More than 40 million Americans have filed for unemployment insurance since March and many of them could soon be without electricity in the hot summer months.
This is not merely an inconvenience. With electricity essential to all aspects of modern life, including refrigeration for medicines that many senior citizens need and power for medical devices, this is an issue of human safety and welfare.
Even before the pandemic hit, tens of millions of Americans were affected by high electricity bills. A September 2018 report from the U.S. Energy Information Administration found that 31 percent of U.S. households faced a challenge in paying energy bills or sustaining adequate heating in their homes. More than 20 percent reduced or went without necessities, such as food or medicine, to pay the electric bill.
There is some good news. At the beginning of the pandemic, many electric utilities voluntarily announced that they would refrain from shutting off power to those who could not pay. Several large states, including California and New York, have ordered that shutoffs not occur.

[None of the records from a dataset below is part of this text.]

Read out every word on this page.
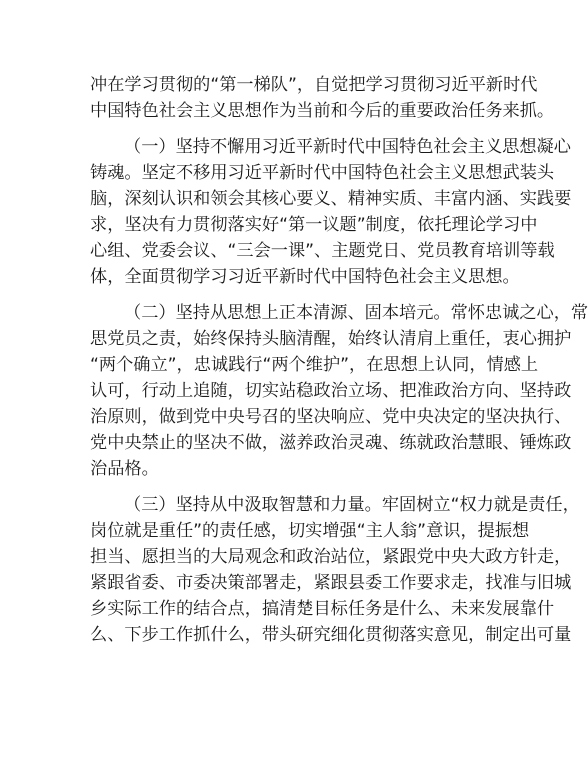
冲在学习贯彻的“第一梯队”，自觉把学习贯彻习近平新时代
中国特色社会主义思想作为当前和今后的重要政治任务来抓。
（一）坚持不懈用习近平新时代中国特色社会主义思想凝心
铸魂。坚定不移用习近平新时代中国特色社会主义思想武装头
脑，深刻认识和领会其核心要义、精神实质、丰富内涵、实践要
求，坚决有力贯彻落实好“第一议题”制度，依托理论学习中
心组、党委会议、“三会一课”、主题党日、党员教育培训等载
体，全面贯彻学习习近平新时代中国特色社会主义思想。
（二）坚持从思想上正本清源、固本培元。常怀忠诚之心，常
思党员之责，始终保持头脑清醒，始终认清肩上重任，衷心拥护
“两个确立”，忠诚践行“两个维护”，在思想上认同，情感上
认可，行动上追随，切实站稳政治立场、把准政治方向、坚持政
治原则，做到党中央号召的坚决响应、党中央决定的坚决执行、
党中央禁止的坚决不做，滋养政治灵魂、练就政治慧眼、锤炼政
治品格。
（三）坚持从中汲取智慧和力量。牢固树立“权力就是责任，
岗位就是重任”的责任感，切实增强“主人翁”意识，提振想
担当、愿担当的大局观念和政治站位，紧跟党中央大政方针走，
紧跟省委、市委决策部署走，紧跟县委工作要求走，找准与旧城
乡实际工作的结合点，搞清楚目标任务是什么、未来发展靠什
么、下步工作抓什么，带头研究细化贯彻落实意见，制定出可量
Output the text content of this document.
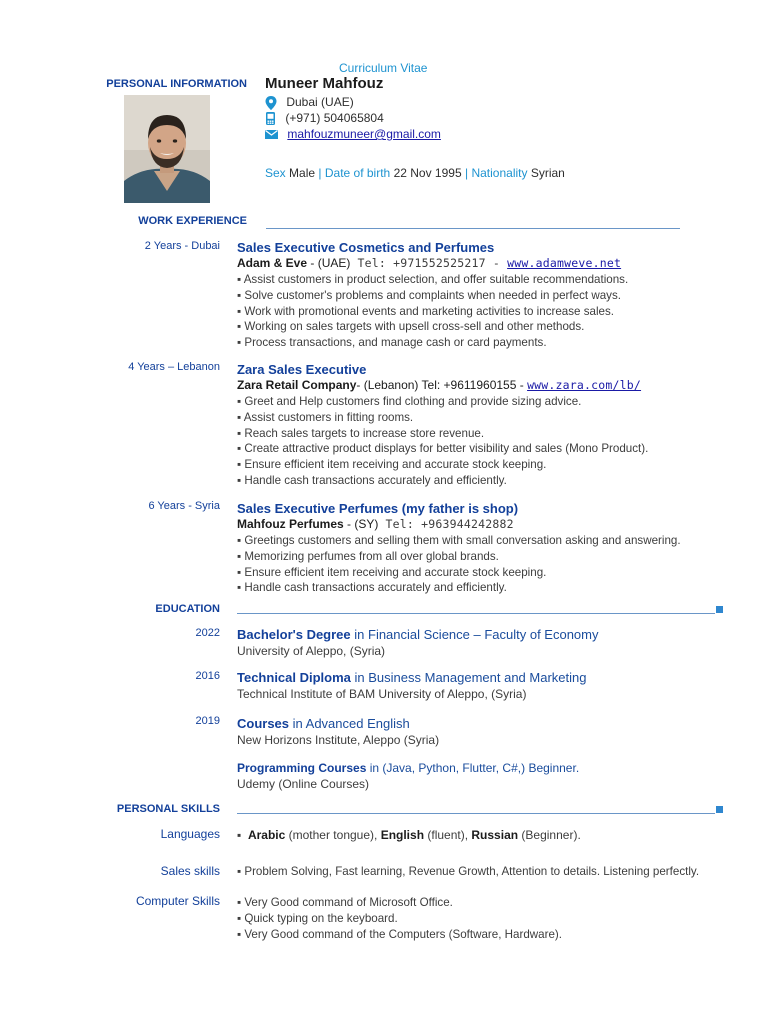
Curriculum Vitae
PERSONAL INFORMATION Muneer Mahfouz
Dubai (UAE)
(+971) 504065804
mahfouzmuneer@gmail.com
Sex Male | Date of birth 22 Nov 1995 | Nationality Syrian
WORK EXPERIENCE
2 Years - Dubai Sales Executive Cosmetics and Perfumes
Adam & Eve - (UAE) Tel: +971552525217 - www.adamweve.net
▪ Assist customers in product selection, and offer suitable recommendations.
▪ Solve customer's problems and complaints when needed in perfect ways.
▪ Work with promotional events and marketing activities to increase sales.
▪ Working on sales targets with upsell cross-sell and other methods.
▪ Process transactions, and manage cash or card payments.
4 Years – Lebanon Zara Sales Executive
Zara Retail Company- (Lebanon) Tel: +9611960155 - www.zara.com/lb/
▪ Greet and Help customers find clothing and provide sizing advice.
▪ Assist customers in fitting rooms.
▪ Reach sales targets to increase store revenue.
▪ Create attractive product displays for better visibility and sales (Mono Product).
▪ Ensure efficient item receiving and accurate stock keeping.
▪ Handle cash transactions accurately and efficiently.
6 Years - Syria Sales Executive Perfumes (my father is shop)
Mahfouz Perfumes - (SY) Tel: +963944242882
▪ Greetings customers and selling them with small conversation asking and answering.
▪ Memorizing perfumes from all over global brands.
▪ Ensure efficient item receiving and accurate stock keeping.
▪ Handle cash transactions accurately and efficiently.
EDUCATION
2022 Bachelor's Degree in Financial Science – Faculty of Economy
University of Aleppo, (Syria)
2016 Technical Diploma in Business Management and Marketing
Technical Institute of BAM University of Aleppo, (Syria)
2019 Courses in Advanced English
New Horizons Institute, Aleppo (Syria)
Programming Courses in (Java, Python, Flutter, C#,) Beginner.
Udemy (Online Courses)
PERSONAL SKILLS
Languages ▪ Arabic (mother tongue), English (fluent), Russian (Beginner).
Sales skills ▪ Problem Solving, Fast learning, Revenue Growth, Attention to details. Listening perfectly.
Computer Skills ▪ Very Good command of Microsoft Office.
▪ Quick typing on the keyboard.
▪ Very Good command of the Computers (Software, Hardware).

Some states have already lifted restrictions and others are poised to do so, according to the National Governors Association. Michigan, for example, appears likely to lift the shut-off moratorium on June 12.
The status quo cannot continue indefinitely. Utilities have seen their revenues decline as power usage and power prices have declined.
There is likely not room for an across-the-board steep price hike on those who are not facing shutoffs, but who are struggling financially. And governments are tapped out and not likely to want to directly assist power producers.
There are three steps that policymakers should take to reduce shutoffs and the resulting trauma that will occur.
First, extraneous charges on electric bills should be suspended and many eliminated entirely. It has become far too easy for politicians to impose hidden taxes on electricity bills to raise revenues. In particularly, the opaque costs to subsidize renewables should also be eliminated at least for the next six months.
America needs an “all of the above” approach when it comes to electricity sources. The push to close certain power plants should end to keep prices low for as long as possible.
Second, the federal government’s Low Income Home Energy Assistance Program should be dramatically expanded over the next 18 months. The program’s framework will ensure effective targeting of federal assistance, getting dollars to senior citizens and the poor rather than the scattershot approach recently seen with the Paycheck Protection Program.
Third, state utility commissions should encourage as much energy development as possible, both to produce and distribute power. The current glut of power has kept downward pressure on electricity prices and that needs to be kept in place permanently.
Consumers fearing a power cutoff should notify the utility sooner rather than later and seek to work out a payment plan. It is also helpful to look at conservation steps to reduce unnecessary electricity usage. In addition, consumers may wish to contact state utility commissions and urge that they keep rates low.
Abundant, low-cost electricity is essential for preserving our way of life and to help jump start economic recovery. We need to ensure that prices stay low in 2020 and beyond.
We can no longer see electricity bills as a “cash cow” to raise general revenues or to massively subsidize expensive and ill-conceived renewable energy projects.